Basic services we take for granted in the UK (electricity, water and sewerage) can be absent or inconsistent in developing countries, and a significant challenge for relief agencies is maintaining electrical infrastructure to safe and effective standards. For this reason I was contracted to assess and make recommendations for improvements to the electrical supply and distribution at the Medair Office and Accommodation compound in Juba.
Great to be back in the field, and in a location I am familiar with from Tearfund days. I felt thoroughly welcomed by the Medair team and was able to dive right into the fascinating conundrum presented by their compound electrics. After a security briefing, general briefing and site tour I began lifting the cover on various parts of the system to understand how mains power, generator power, solar power and inverted battery power are supposed to be distributed to deliver 24/7 supply across the site.
It was encouraging to find that several key aspects of the system were of high quality and well installed, due to the efforts of a previous Medair logistician and experienced electrician. As ever the biggest challenge is often the local wiring, which is a credit to the ingenuity of those who put it in, who always find a way to get electricity to come out at the other end. The difficulty is the scenic route that electricity takes, often down very thin poor quality wires of indiscriminate colour coding, and not infrequently electrifying parts of the circuit which should never be live.
The tendency of poor wiring to act like a fuse in the event of a surge, and melt together with other wires is the source of many ills in NGO compounds. Working with electricity requires constant vigilance about what is live to avoid a shocking time. Mercifully careful planning, working at odd hours to avoid disrupting staff, and locking the generator shed ensured I could poke around without any hair raising experiences.
More novel hazards included live snake eggs found inside a double wall socket, torrential rain and broken roofing tiles, and the fact that repairing a 500W halogen security light is a superb way to meet all the insect life from a half mile radius!

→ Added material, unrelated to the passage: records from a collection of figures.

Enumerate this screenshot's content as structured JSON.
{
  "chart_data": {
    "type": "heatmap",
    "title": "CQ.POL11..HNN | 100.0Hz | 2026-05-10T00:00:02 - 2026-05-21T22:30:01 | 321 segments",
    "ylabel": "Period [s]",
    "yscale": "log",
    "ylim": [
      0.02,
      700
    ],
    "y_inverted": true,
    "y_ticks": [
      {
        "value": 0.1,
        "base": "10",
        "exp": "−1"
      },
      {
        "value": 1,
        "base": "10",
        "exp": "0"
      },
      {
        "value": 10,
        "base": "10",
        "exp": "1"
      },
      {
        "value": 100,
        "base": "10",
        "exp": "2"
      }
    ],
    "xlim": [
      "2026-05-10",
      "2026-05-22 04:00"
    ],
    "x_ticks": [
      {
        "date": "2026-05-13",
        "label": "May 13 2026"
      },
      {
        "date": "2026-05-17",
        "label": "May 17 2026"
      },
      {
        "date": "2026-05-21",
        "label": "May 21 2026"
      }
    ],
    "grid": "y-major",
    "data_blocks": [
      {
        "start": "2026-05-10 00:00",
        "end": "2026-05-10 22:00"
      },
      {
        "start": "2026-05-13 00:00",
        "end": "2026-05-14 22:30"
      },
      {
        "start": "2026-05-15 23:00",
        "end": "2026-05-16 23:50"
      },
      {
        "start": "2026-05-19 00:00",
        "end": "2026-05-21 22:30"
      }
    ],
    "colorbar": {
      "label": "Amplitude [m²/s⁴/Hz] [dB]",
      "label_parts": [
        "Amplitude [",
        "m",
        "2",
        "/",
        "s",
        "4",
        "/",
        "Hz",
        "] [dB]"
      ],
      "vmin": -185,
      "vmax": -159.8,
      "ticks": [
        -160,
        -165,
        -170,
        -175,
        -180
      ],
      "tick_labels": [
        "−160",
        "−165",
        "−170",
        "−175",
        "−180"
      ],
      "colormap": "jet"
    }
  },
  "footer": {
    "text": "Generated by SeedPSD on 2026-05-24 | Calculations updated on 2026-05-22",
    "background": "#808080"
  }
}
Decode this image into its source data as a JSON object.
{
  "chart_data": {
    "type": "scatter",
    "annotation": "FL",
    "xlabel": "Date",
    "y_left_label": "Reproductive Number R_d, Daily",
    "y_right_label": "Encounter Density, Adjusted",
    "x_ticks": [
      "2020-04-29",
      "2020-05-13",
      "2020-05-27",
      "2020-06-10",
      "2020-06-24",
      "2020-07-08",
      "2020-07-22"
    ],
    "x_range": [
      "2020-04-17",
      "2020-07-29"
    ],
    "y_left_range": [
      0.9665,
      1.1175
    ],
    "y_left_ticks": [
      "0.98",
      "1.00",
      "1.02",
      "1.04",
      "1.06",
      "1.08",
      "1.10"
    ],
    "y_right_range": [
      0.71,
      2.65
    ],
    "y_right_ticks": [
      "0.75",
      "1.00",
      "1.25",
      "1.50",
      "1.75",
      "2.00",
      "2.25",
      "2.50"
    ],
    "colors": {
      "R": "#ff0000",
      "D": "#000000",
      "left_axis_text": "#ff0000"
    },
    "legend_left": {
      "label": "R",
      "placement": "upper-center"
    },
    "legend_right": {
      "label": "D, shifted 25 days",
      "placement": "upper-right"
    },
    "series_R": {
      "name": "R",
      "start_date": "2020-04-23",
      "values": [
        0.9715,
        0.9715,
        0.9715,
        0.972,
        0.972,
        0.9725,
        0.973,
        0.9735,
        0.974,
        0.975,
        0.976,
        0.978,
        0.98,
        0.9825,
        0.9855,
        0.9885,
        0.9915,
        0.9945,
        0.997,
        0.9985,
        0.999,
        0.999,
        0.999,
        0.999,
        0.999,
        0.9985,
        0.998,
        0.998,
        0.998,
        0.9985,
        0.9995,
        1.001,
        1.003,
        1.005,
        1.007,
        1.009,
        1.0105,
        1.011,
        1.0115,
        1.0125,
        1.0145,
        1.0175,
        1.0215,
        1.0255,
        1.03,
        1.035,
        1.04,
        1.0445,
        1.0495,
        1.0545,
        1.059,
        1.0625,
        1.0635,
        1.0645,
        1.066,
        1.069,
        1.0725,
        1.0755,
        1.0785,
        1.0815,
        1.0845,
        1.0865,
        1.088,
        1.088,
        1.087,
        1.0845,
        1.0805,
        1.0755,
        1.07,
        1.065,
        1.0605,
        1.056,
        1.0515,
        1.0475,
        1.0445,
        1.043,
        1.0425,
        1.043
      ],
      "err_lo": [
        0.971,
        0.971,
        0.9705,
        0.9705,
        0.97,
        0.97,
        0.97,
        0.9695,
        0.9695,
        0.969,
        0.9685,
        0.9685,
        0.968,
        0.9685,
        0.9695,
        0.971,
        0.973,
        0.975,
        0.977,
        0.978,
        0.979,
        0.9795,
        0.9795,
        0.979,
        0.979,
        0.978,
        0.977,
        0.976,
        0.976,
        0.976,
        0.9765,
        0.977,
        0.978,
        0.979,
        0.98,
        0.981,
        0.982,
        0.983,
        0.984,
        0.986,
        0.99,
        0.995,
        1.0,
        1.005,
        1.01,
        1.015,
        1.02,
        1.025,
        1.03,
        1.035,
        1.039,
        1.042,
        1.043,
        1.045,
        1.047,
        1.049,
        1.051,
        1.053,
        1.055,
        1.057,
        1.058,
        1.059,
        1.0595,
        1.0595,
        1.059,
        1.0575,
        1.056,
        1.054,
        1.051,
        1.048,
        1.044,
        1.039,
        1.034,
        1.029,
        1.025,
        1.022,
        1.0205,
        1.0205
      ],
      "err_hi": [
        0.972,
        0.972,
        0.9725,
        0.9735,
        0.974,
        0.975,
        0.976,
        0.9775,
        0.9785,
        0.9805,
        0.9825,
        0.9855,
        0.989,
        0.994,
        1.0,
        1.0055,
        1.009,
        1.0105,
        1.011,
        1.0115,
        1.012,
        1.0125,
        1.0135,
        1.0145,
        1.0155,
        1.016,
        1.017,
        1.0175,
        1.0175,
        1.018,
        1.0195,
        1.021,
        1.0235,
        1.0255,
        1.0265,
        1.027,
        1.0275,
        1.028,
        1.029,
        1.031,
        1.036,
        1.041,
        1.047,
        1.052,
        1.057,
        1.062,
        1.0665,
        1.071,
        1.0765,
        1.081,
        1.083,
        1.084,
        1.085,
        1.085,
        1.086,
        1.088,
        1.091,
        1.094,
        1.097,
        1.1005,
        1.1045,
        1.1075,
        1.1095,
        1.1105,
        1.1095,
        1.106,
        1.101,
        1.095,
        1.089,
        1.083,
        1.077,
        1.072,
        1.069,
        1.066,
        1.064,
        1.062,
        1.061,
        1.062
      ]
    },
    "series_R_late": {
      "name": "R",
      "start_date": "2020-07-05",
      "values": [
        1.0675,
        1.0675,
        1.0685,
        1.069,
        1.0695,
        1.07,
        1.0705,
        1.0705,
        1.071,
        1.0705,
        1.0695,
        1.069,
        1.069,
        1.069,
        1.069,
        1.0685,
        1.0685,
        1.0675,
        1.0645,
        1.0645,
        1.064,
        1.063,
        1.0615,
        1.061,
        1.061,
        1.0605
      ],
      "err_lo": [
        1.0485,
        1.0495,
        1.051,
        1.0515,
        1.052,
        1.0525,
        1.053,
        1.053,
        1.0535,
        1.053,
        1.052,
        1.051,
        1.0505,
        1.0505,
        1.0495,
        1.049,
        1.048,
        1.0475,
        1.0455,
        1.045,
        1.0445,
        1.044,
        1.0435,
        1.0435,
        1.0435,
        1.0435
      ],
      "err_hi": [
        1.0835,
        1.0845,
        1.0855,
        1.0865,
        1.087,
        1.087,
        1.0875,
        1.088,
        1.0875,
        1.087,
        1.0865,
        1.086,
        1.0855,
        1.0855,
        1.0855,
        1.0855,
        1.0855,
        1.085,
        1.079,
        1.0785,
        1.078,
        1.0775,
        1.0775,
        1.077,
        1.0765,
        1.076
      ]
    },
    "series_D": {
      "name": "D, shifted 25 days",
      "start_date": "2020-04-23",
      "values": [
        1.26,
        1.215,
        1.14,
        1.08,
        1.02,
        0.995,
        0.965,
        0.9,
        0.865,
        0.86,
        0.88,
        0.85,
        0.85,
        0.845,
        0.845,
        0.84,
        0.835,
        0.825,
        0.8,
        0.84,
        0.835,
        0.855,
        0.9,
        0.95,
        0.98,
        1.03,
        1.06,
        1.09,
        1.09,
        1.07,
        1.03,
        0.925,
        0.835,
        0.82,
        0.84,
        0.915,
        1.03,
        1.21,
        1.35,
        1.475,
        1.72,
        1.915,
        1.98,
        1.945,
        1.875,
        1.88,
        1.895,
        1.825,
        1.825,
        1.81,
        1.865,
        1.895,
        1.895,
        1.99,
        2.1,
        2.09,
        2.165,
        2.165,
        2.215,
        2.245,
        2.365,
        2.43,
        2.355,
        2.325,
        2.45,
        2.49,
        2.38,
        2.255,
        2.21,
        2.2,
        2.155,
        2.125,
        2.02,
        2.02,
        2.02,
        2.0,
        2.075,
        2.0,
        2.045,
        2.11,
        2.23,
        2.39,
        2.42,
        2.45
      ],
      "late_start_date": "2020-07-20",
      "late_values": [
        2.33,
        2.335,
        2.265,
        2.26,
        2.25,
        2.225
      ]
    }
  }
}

After 12 days assessing, advising, speaking with staff and suppliers, and re-wiring some aspects of the system, I felt confident to complete my recommendations and action plan. Happily it is now possible to find contractors in Juba able to repair and upgrade electrical systems to satisfactory standards, and who are able to accommodate the requirements of international organisations. I enjoyed my time with Medair immensely and wish the team every success as they continue to meet the needs of people exposed to extraordinary poverty.